West leads the ♥4 (fourth best). East wins the ace and returns the ♥3 to your queen and West’s king. West exits with the ♥2 to the 10 and jack. How do you continue?
After three rounds of hearts, West figures to be looking at two winning hearts, the ♠A and the ♣K. The question is this: Do you need a double club finesse to make this contract? The answer is a resounding no!
If West started with four or more clubs (or the king-jack of clubs with any length), West is about to be squeezed in three suits without the risk of playing a club to the 10. Just cash five rounds of diamonds reducing all hands to five cards:
What five cards can West save? If West discards a heart, you can safely lead a club to the queen and set up your ninth trick in spades. If West has hung on to both hearts and the ♠A, West has two clubs left, so lead a club to the queen and hope the clubs come in. The only way you can go down on this deal is if West started with K–x or K–x–x of clubs, but in those cases leading a club to the 10 wouldn’t have worked either.
On this layout, West is squeezed in three suits when you run the diamonds.
Don’t expect to win any bidding competitions with this sequence. Here you are in a sketchy 3NT with 6♣ being odds on. Play well! You are going to have to bring back this result to your teammates.
West leads the ♠5 (fourth best). East plays the ♠K. Plan the play.
Start by winning the ♠A. It is dangerous (read “insane”) to attack clubs before testing the red suits first as they might produce the eight additional tricks you want, eliminating the need to score even one club trick. Besides, leading a club early and finding East with the ♣A (who will gleefully return a spade) won’t be pretty at the table to say nothing of the postmortem.
Start by attacking diamonds. If the ♦J is doubleton, cross to the 10 on the third round. You’ll have four diamond tricks because you have a dummy entry in the form of the ♥K. If the ♦J is not doubleton, play a third diamond to dummy. If they break 3–3, cash a fourth diamond and discard a club. Had you played hearts first, you would not be able to take four diamond tricks if the jack was doubleton.
Next, test the hearts. If they break 3–3, and the diamonds have come in for four tricks, you have nine tricks. Dreamer. Chances are that at least one of the red suits is not going to come in for four tricks. If East has guards in both red suits, you must find the ♣A with West.
If one of the red suits has come in for four tricks, you are still short a trick. If West has a guard in one of the red suits, your next play should be based on which defender is sharper. If you think West is the sharper defender, try to sneak the ♣J past East. If West has the ♣A, you are home free anyway, and East may err by ducking.
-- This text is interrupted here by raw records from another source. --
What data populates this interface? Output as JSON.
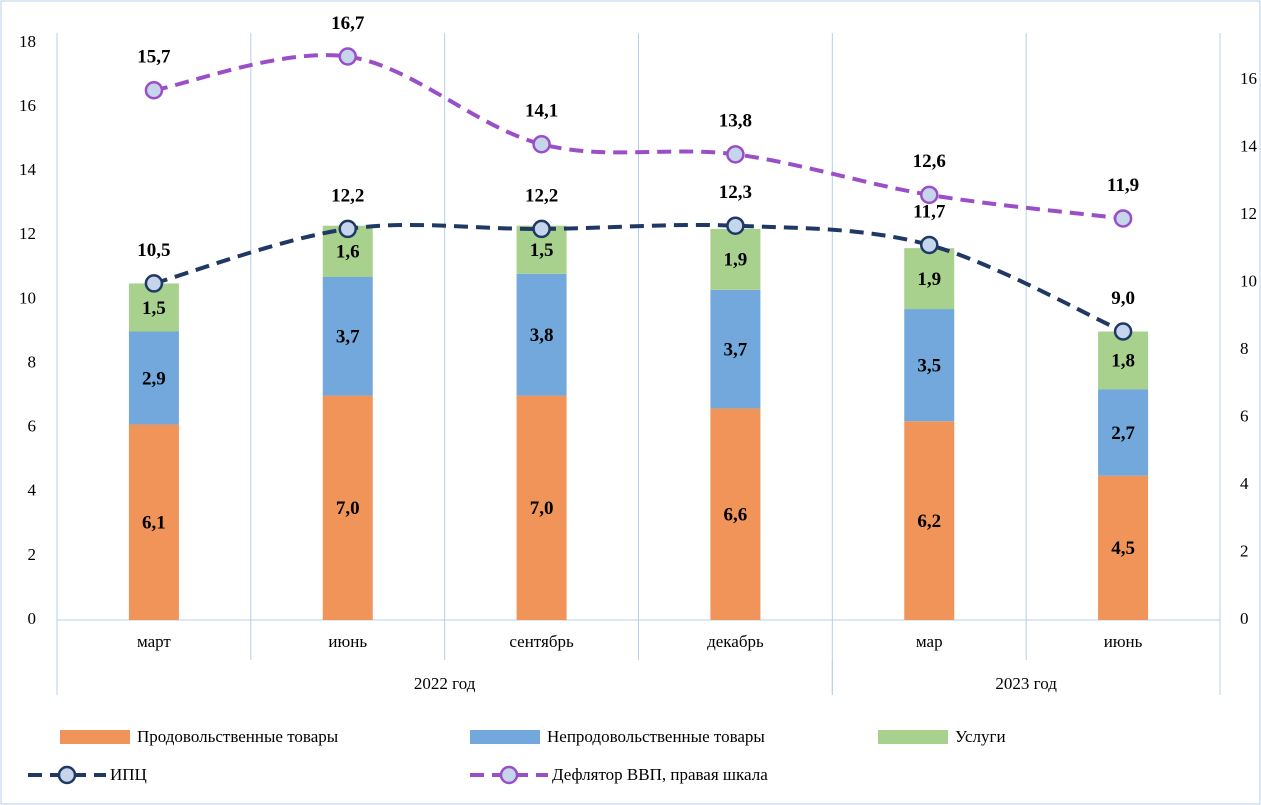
{
  "chart_data": {
    "type": "bar",
    "categories": [
      "март",
      "июнь",
      "сентябрь",
      "декабрь",
      "мар",
      "июнь"
    ],
    "groups": [
      {
        "label": "2022 год",
        "count": 4
      },
      {
        "label": "2023 год",
        "count": 2
      }
    ],
    "stacked": true,
    "series": [
      {
        "name": "Продовольственные товары",
        "color": "#f0945a",
        "type": "bar",
        "values": [
          6.1,
          7.0,
          7.0,
          6.6,
          6.2,
          4.5
        ],
        "value_labels": [
          "6,1",
          "7,0",
          "7,0",
          "6,6",
          "6,2",
          "4,5"
        ]
      },
      {
        "name": "Непродовольственные товары",
        "color": "#72a8dc",
        "type": "bar",
        "values": [
          2.9,
          3.7,
          3.8,
          3.7,
          3.5,
          2.7
        ],
        "value_labels": [
          "2,9",
          "3,7",
          "3,8",
          "3,7",
          "3,5",
          "2,7"
        ]
      },
      {
        "name": "Услуги",
        "color": "#a9d18e",
        "type": "bar",
        "values": [
          1.5,
          1.6,
          1.5,
          1.9,
          1.9,
          1.8
        ],
        "value_labels": [
          "1,5",
          "1,6",
          "1,5",
          "1,9",
          "1,9",
          "1,8"
        ]
      },
      {
        "name": "ИПЦ",
        "color": "#1f3864",
        "type": "line",
        "values": [
          10.5,
          12.2,
          12.2,
          12.3,
          11.7,
          9.0
        ],
        "value_labels": [
          "10,5",
          "12,2",
          "12,2",
          "12,3",
          "11,7",
          "9,0"
        ]
      },
      {
        "name": "Дефлятор ВВП, правая шкала",
        "color": "#9b4fc7",
        "type": "line",
        "axis": "y2",
        "values": [
          15.7,
          16.7,
          14.1,
          13.8,
          12.6,
          11.9
        ],
        "value_labels": [
          "15,7",
          "16,7",
          "14,1",
          "13,8",
          "12,6",
          "11,9"
        ]
      }
    ],
    "ylim": [
      0,
      18
    ],
    "yticks": [
      0,
      2,
      4,
      6,
      8,
      10,
      12,
      14,
      16,
      18
    ],
    "y2lim": [
      0,
      17.1
    ],
    "y2ticks": [
      0,
      2,
      4,
      6,
      8,
      10,
      12,
      14,
      16
    ],
    "marker_fill": "#c5d5ec"
  }
}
If, however, East is the sharper defender — someone who would never let you slip a club by holding the ace — throw West in with the red suit he has protected, discarding a club. If West has the ♣A, you are safe for nine tricks no matter what. If West doesn’t have the ♣A, he may err: Fearing a club shift, West may continue spades hoping partner has the jack, handing you the contract on a silver platter.